Un nuovo patto tra mafie emerge dall’inchiesta: ’ndrangheta e camorra ora collaborano. Come già nell’operazione Hydra del 2023, la Lombardia diventa terreno di alleanze
MILANO – È l’ennesima inchiesta sulla ’ndrangheta che investe la provincia di Milano: un’operazione che svela una filiera della cocaina dal Sud America alle piazze lombarde, con carichi per oltre 18 milioni di euro e, soprattutto, un’alleanza sempre più stretta tra cosche e altri gruppi criminali. Sono 15 le misure cautelari eseguite (12 in carcere, 3 ai domiciliari), in un’indagine della Guardia di finanza di Milano con il Servizio centrale di investigazione sulla criminalità organizzata (Scico), coordinata dalla Direzione distrettuale antimafia milanese.
L’inchiesta
Secondo gli inquirenti, gli indagati avrebbero dato vita a una presunta associazione criminale armata capace di importare e distribuire droga su larga scala, comunicando con sistemi di messaggistica criptata.
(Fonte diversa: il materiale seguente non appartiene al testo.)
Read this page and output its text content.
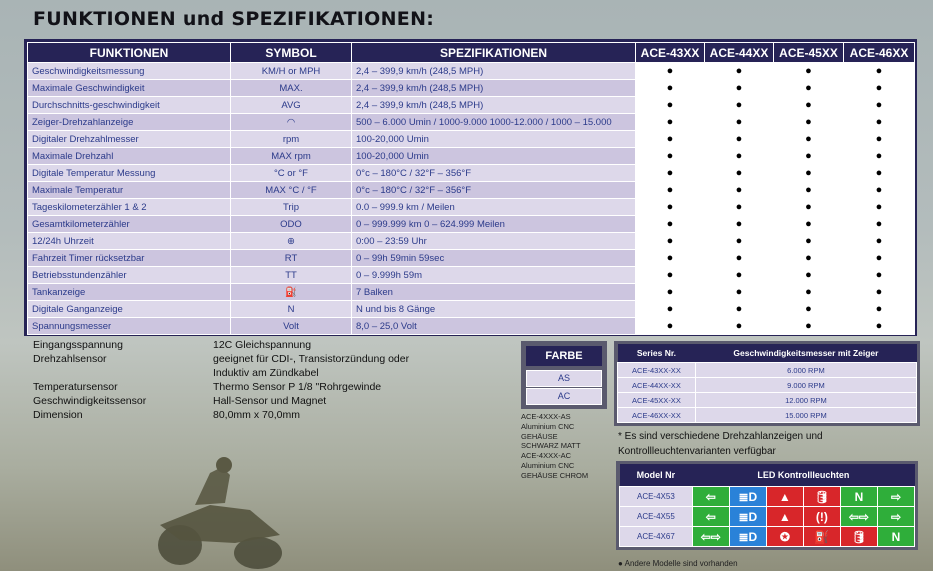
FUNKTIONEN und SPEZIFIKATIONEN:
FUNKTIONEN	SYMBOL	SPEZIFIKATIONEN	ACE-43XX	ACE-44XX	ACE-45XX	ACE-46XX
Geschwindigkeitsmessung	KM/H or MPH	2,4 – 399,9 km/h (248,5 MPH)	●	●	●	●
Maximale Geschwindigkeit	MAX.	2,4 – 399,9 km/h (248,5 MPH)	●	●	●	●
Durchschnitts-geschwindigkeit	AVG	2,4 – 399,9 km/h (248,5 MPH)	●	●	●	●
Zeiger-Drehzahlanzeige	◠	500 – 6.000 Umin / 1000-9.000 1000-12.000 / 1000 – 15.000	●	●	●	●
Digitaler Drehzahlmesser	rpm	100-20,000 Umin	●	●	●	●
Maximale Drehzahl	MAX rpm	100-20,000 Umin	●	●	●	●
Digitale Temperatur Messung	°C or °F	0°c – 180°C / 32°F – 356°F	●	●	●	●
Maximale Temperatur	MAX °C / °F	0°c – 180°C / 32°F – 356°F	●	●	●	●
Tageskilometerzähler 1 & 2	Trip	0.0 – 999.9 km / Meilen	●	●	●	●
Gesamtkilometerzähler	ODO	0 – 999.999 km 0 – 624.999 Meilen	●	●	●	●
12/24h Uhrzeit	⊕	0:00 – 23:59 Uhr	●	●	●	●
Fahrzeit Timer rücksetzbar	RT	0 – 99h 59min 59sec	●	●	●	●
Betriebsstundenzähler	TT	0 – 9.999h 59m	●	●	●	●
Tankanzeige	⛽	7 Balken	●	●	●	●
Digitale Ganganzeige	N	N und bis 8 Gänge	●	●	●	●
Spannungsmesser	Volt	8,0 – 25,0 Volt	●	●	●	●
Eingangsspannung	12C Gleichspannung
Drehzahlsensor	geeignet für CDI-, Transistorzündung oder
Induktiv am Zündkabel
Temperatursensor	Thermo Sensor P 1/8 "Rohrgewinde
Geschwindigkeitssensor	Hall-Sensor und Magnet
Dimension	80,0mm x 70,0mm
FARBE
AS
AC
ACE-4XXX-AS
Aluminium CNC
GEHÄUSE
SCHWARZ MATT
ACE-4XXX-AC
Aluminium CNC
GEHÄUSE CHROM
Series Nr.	Geschwindigkeitsmesser mit Zeiger
ACE-43XX-XX	6.000 RPM
ACE-44XX-XX	9.000 RPM
ACE-45XX-XX	12.000 RPM
ACE-46XX-XX	15.000 RPM
* Es sind verschiedene Drehzahlanzeigen und
Kontrollleuchtenvarianten verfügbar
Model Nr	LED Kontrollleuchten					
ACE-4X53	⇦	≣D	▲	🛢	N	⇨
ACE-4X55	⇦	≣D	▲	(!)	⇦⇨	⇨
ACE-4X67	⇦⇨	≣D	✪	⛽	🛢	N
● Andere Modelle sind vorhanden
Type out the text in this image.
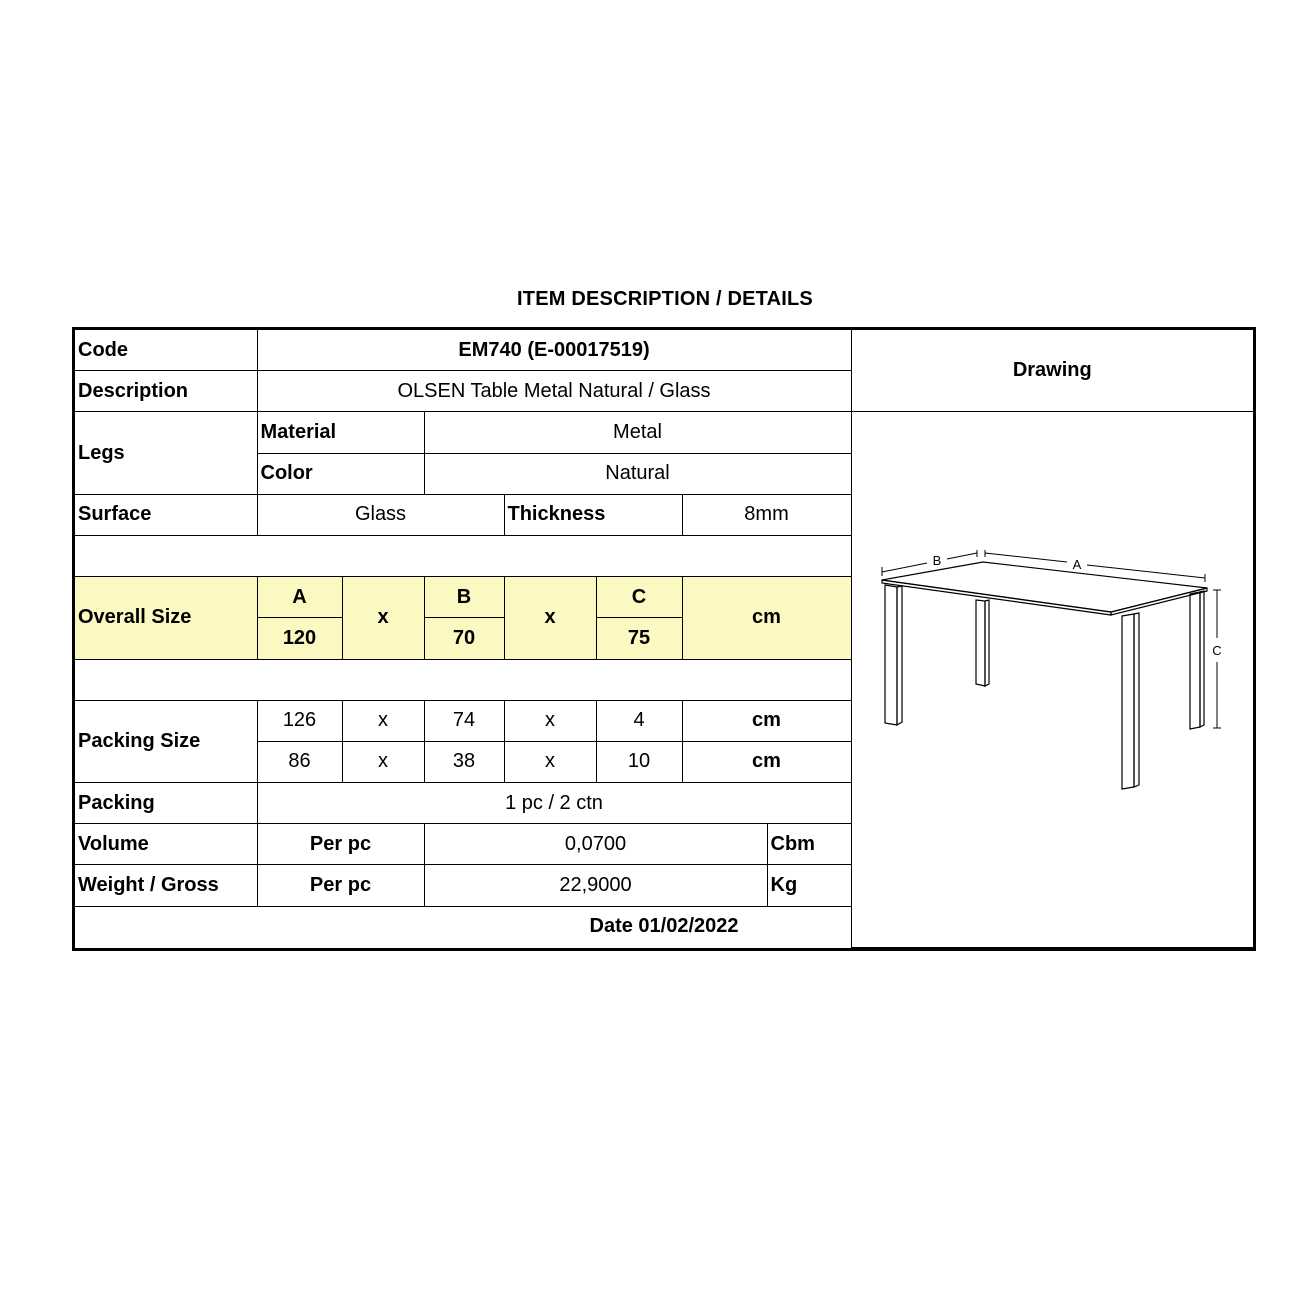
ITEM DESCRIPTION / DETAILS
Code	EM740 (E-00017519)							Drawing
Description	OLSEN Table Metal Natural / Glass							
Legs	Material		Metal					B A
C

	Color		Natural					
Surface	Glass			Thickness		8mm		

Overall Size	A	x	B	x	C	cm		
	120		70		75			

Packing Size	126	x	74	x	4	cm		
	86	x	38	x	10	cm		
Packing	1 pc / 2 ctn							
Volume	Per pc		0,0700				Cbm	
Weight / Gross	Per pc		22,9000				Kg	
Date 01/02/2022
Gli arresti sono stati eseguiti tra Milano, Pavia e Reggio Calabria, con perquisizioni supportate da unità cashdog e antidroga. Il quadro investigativo fa emergere ruoli complementari: chi finanzia, chi organizza i carichi, chi custodisce la merce (fino a un caveau), chi smista verso le piazze di spaccio.
L’alleanza ‘ndrangheta-camorra
Non è solo un’operazione di narcotraffico: è il segno di un’evoluzione. Fino a ieri le mafie si facevano la guerra; oggi collaborano quando conviene al business. Un precedente emblematico è l’indagine Hydra (novembre 2023), definita dai magistrati come un vero e proprio “consorzio delle mafie” in Lombardia: ’ndrangheta, camorra e cosa nostra sedute allo stesso tavolo per spartirsi affari e territori. La rottura dei vecchi steccati torna qui con forza: meno conflitto, più cooperazione.
I collegamenti mafiosi
La rete smantellata avrebbe intrattenuto rapporti con esponenti delle ’ndrine Papalia-Carciuto, Marando-Trimboli e Barbaro “’U Castanu”, oltre che con un gruppo di matrice camorristica ritenuto satellite del clan Di Lauro e con referenti albanesi. Un mosaico di interessi convergenti che conferma la capacità delle cosche di tessere alleanze trasversali quando si tratta di cocaina e denaro.
I numeri del traffico
In poco più di dodici mesi sarebbero stati movimentati carichi per un controvalore superiore a 18 milioni di euro. Il canale di approvvigionamento porta al Sud America, l’ultimo miglio alle principali piazze di spaccio della Lombardia e in particolare in provincia di Milano.
Metodo e logistica
La rete, stando agli atti, funzionava con compiti separati e comunicazioni limitate tra i vari livelli: c’era chi metteva i soldi per i carichi, chi seguiva gli arrivi, chi nascondeva la droga in caveau o depositi sicuri e chi riforniva gli spacciatori. Ogni persona conosceva solo la propria porzione di catena, così se uno cadeva non poteva far saltare il resto. Telefoni blindati, chat criptate e contatti ristretti servivano a schermare i collegamenti tra i ruoli e a ridurre l’esposizione alle indagini.
Il punto
L’operazione certifica due verità: la pervasività della ’ndrangheta nell’area metropolitana milanese e la progressiva normalizzazione di intese operative con altre mafie. Prima facevano la guerra; oggi, quando si tratta di cocaina e soldi, fanno la pace. E Milano, ancora una volta, è il crocevia.